Armed members of a Nigerian Islamist group known as the Taleban have stormed a police station in the northern city of Kano, killing at least 13 people.
The Taleban attacked police stations in 2004
A police source told the BBC there were between 300 and 500 people, some of whom were heavily armed.
The army has been sent in and police have evacuated the area.
The violence comes ahead of Saturday's presidential elections and follows the shooting dead of prominent Islamic cleric Ustaz Ja'afar Adam last Friday.
A curfew was imposed in Kano following the elections for State Governor on Saturday.
Mr Adam had been a member of the Kano State government but fell out with the governor.
The city was tense after the weekend's state governor elections but the situation had reportedly calmed after the opposition candidate was declared the winner.
Nigeria's Taleban sect attacked police stations in the remote north-east three years ago but has since largely disappeared from public view.

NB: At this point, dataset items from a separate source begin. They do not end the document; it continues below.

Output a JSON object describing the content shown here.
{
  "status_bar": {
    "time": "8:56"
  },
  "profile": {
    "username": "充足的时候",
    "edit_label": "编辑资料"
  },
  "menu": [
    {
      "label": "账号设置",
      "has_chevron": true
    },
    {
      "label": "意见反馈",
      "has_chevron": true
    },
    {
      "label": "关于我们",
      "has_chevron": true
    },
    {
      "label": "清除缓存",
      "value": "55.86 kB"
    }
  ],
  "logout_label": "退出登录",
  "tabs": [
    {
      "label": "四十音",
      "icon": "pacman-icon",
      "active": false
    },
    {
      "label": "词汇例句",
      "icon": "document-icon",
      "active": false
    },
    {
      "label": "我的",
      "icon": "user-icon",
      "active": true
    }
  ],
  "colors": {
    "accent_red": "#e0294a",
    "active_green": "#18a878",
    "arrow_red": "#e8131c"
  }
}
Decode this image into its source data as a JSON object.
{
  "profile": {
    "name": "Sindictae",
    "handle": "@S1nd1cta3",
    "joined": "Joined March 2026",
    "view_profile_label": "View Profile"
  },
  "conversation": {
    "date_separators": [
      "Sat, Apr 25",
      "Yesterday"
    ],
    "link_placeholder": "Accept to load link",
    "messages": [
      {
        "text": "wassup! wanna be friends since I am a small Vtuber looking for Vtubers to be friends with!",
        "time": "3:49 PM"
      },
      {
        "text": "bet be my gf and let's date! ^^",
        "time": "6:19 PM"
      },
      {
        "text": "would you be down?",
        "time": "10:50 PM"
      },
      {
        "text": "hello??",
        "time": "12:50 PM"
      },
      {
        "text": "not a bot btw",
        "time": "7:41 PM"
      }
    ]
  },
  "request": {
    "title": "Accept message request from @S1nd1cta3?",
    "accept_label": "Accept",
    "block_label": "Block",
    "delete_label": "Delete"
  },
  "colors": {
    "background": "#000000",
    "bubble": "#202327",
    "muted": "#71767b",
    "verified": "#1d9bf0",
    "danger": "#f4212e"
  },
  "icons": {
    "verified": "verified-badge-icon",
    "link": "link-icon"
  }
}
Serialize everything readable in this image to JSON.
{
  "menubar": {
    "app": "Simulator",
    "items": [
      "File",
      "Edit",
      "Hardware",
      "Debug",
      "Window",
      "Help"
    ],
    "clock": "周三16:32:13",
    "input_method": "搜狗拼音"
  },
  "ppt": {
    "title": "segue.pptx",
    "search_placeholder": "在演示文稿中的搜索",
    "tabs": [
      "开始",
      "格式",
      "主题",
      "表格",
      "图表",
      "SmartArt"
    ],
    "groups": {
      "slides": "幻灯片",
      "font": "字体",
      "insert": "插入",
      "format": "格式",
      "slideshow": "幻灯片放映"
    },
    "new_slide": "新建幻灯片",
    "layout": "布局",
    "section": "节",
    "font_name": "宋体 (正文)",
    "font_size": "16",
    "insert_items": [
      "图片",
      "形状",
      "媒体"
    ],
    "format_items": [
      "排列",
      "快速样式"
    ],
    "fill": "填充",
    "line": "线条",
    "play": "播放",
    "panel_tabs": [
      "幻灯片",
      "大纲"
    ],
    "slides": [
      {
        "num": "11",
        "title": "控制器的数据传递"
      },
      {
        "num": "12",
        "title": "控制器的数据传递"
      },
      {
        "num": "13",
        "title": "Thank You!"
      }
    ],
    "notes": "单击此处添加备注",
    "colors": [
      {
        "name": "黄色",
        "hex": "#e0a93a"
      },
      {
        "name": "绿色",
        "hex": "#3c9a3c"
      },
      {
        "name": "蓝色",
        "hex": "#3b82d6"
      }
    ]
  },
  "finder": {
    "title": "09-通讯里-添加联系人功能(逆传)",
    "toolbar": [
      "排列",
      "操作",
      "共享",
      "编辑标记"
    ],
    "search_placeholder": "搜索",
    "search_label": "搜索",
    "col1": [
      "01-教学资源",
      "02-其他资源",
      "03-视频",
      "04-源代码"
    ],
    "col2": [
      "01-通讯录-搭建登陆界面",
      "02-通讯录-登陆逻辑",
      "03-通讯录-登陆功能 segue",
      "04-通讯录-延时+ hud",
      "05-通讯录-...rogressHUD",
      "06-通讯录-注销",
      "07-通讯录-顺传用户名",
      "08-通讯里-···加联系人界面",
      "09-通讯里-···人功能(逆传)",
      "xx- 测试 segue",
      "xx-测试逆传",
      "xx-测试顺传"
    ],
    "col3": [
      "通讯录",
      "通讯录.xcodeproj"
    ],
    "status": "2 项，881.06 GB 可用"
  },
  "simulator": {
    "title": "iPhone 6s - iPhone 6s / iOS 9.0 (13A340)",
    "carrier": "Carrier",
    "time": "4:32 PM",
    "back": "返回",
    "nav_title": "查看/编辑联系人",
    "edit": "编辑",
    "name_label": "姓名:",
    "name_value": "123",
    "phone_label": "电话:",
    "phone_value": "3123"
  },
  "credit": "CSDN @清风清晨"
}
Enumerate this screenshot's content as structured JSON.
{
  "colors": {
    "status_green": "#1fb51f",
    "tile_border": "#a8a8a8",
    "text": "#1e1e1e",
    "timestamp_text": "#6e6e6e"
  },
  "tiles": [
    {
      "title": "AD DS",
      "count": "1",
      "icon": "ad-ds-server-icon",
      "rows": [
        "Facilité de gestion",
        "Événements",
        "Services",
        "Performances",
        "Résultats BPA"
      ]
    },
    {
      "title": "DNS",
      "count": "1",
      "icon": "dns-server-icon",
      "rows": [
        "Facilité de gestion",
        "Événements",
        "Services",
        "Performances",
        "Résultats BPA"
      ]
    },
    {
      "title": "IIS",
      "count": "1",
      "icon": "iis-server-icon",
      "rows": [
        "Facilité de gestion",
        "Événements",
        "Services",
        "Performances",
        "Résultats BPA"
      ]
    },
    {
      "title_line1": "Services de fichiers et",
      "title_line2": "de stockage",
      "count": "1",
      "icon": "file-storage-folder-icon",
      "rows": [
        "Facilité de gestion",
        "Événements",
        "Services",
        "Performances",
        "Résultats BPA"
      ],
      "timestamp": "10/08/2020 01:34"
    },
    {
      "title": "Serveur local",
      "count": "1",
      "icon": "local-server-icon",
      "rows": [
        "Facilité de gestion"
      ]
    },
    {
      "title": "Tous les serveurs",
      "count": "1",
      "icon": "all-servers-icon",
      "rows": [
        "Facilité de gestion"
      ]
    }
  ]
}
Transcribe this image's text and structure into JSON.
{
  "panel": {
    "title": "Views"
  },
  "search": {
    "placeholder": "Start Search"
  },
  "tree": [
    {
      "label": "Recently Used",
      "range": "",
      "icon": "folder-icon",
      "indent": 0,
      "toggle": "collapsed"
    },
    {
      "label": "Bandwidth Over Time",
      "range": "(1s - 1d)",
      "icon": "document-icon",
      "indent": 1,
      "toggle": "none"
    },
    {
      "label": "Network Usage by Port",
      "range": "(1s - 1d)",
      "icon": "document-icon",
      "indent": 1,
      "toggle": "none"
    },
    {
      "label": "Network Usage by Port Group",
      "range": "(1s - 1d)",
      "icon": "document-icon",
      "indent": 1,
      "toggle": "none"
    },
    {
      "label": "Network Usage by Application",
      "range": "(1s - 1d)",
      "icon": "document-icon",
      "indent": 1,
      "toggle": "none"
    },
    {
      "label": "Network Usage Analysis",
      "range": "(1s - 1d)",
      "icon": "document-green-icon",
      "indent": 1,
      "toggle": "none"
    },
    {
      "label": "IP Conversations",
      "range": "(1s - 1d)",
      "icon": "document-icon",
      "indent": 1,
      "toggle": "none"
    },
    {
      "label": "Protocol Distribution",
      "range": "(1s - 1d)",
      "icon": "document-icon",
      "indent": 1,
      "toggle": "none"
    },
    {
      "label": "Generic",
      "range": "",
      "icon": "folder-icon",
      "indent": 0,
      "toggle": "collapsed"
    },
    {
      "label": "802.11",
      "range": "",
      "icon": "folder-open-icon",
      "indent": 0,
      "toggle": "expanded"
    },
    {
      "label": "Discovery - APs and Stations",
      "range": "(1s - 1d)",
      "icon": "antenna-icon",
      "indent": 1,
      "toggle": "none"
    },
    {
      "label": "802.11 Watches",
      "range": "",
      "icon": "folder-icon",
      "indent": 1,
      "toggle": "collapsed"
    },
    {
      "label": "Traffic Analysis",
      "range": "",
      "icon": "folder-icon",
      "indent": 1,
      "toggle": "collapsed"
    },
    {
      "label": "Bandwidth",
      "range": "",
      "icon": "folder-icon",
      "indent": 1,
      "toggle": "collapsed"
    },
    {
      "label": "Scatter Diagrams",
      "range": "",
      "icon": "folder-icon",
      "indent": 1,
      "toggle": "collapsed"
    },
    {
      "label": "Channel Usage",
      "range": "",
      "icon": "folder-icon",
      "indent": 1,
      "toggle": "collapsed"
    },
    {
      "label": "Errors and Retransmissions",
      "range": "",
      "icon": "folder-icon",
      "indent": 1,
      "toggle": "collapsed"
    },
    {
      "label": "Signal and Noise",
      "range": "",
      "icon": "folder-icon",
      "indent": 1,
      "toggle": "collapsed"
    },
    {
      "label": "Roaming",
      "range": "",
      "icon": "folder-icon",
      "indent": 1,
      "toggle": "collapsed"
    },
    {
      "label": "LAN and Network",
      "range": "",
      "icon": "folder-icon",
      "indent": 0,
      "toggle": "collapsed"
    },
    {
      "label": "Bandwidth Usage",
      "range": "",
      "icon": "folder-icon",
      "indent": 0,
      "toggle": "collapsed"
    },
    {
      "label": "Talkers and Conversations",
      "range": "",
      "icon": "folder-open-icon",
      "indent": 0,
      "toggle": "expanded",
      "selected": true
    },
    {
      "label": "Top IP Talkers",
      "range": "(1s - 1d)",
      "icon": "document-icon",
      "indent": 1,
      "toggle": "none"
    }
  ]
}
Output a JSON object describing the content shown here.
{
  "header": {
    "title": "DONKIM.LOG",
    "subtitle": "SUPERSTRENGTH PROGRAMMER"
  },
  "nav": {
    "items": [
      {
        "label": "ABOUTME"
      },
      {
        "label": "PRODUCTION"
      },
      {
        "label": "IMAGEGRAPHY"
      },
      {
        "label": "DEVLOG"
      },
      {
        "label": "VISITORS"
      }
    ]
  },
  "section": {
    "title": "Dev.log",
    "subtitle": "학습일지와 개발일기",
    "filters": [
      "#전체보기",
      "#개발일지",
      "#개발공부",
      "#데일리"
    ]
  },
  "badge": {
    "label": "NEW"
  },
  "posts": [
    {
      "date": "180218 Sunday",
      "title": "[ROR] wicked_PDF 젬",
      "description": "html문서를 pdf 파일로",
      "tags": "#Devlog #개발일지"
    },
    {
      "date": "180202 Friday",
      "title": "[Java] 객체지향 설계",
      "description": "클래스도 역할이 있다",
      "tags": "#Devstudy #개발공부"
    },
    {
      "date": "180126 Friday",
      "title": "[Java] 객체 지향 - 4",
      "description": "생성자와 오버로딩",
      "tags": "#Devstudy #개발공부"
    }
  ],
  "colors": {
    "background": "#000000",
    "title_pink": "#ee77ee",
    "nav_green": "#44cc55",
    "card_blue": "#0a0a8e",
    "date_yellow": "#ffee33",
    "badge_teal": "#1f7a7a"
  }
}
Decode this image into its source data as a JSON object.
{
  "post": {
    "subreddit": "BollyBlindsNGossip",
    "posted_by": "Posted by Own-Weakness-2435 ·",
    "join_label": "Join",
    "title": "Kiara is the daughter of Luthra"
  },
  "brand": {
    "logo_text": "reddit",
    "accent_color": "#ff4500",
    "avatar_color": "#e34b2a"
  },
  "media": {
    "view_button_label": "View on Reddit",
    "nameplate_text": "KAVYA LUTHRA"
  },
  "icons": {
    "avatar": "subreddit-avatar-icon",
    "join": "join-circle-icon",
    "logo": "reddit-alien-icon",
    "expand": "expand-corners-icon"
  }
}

Earlier, the Independent National Election Commission (Inec) announced that Vice-President Atiku Abubakar would be on the ballot paper for Saturday's poll, incompliance with Monday's Supreme Court ruling.
However, Inec have not said how this will be done at such short notice.
The BBC's Alex Last says it is possible that a sticker with Mr Abubakar's name could be added to the ballot papers.
Earlier, police announced they had banned all open-air rallies ahead of the elections, according to state radio.
The move is intended to prevent breaches of security, after at least 21 people died in clashes in last week's elections for state governor.
Mr Abubakar has met the other main opposition candidate Muhammadu Buhari to discuss a possible alliance against the ruling party's Umaru Yar'Adua.
But a BBC correspondent says there is little chance that either man will agree to drop out.
Mr Abubakar was a founder member of the ruling People's Democratic Party (PDP) but fell out with President Olusegun Obasanjo last year when he opposed moves to let the president seek re-election.
The PDP has won 26 of the 33 states declared so far, including most of the Niger Delta.
The presidential contest should see the first time one civilian administration hands power to another since Nigeria's independence from Britain in 1960.
President Obasanjo is standing down after two terms in office.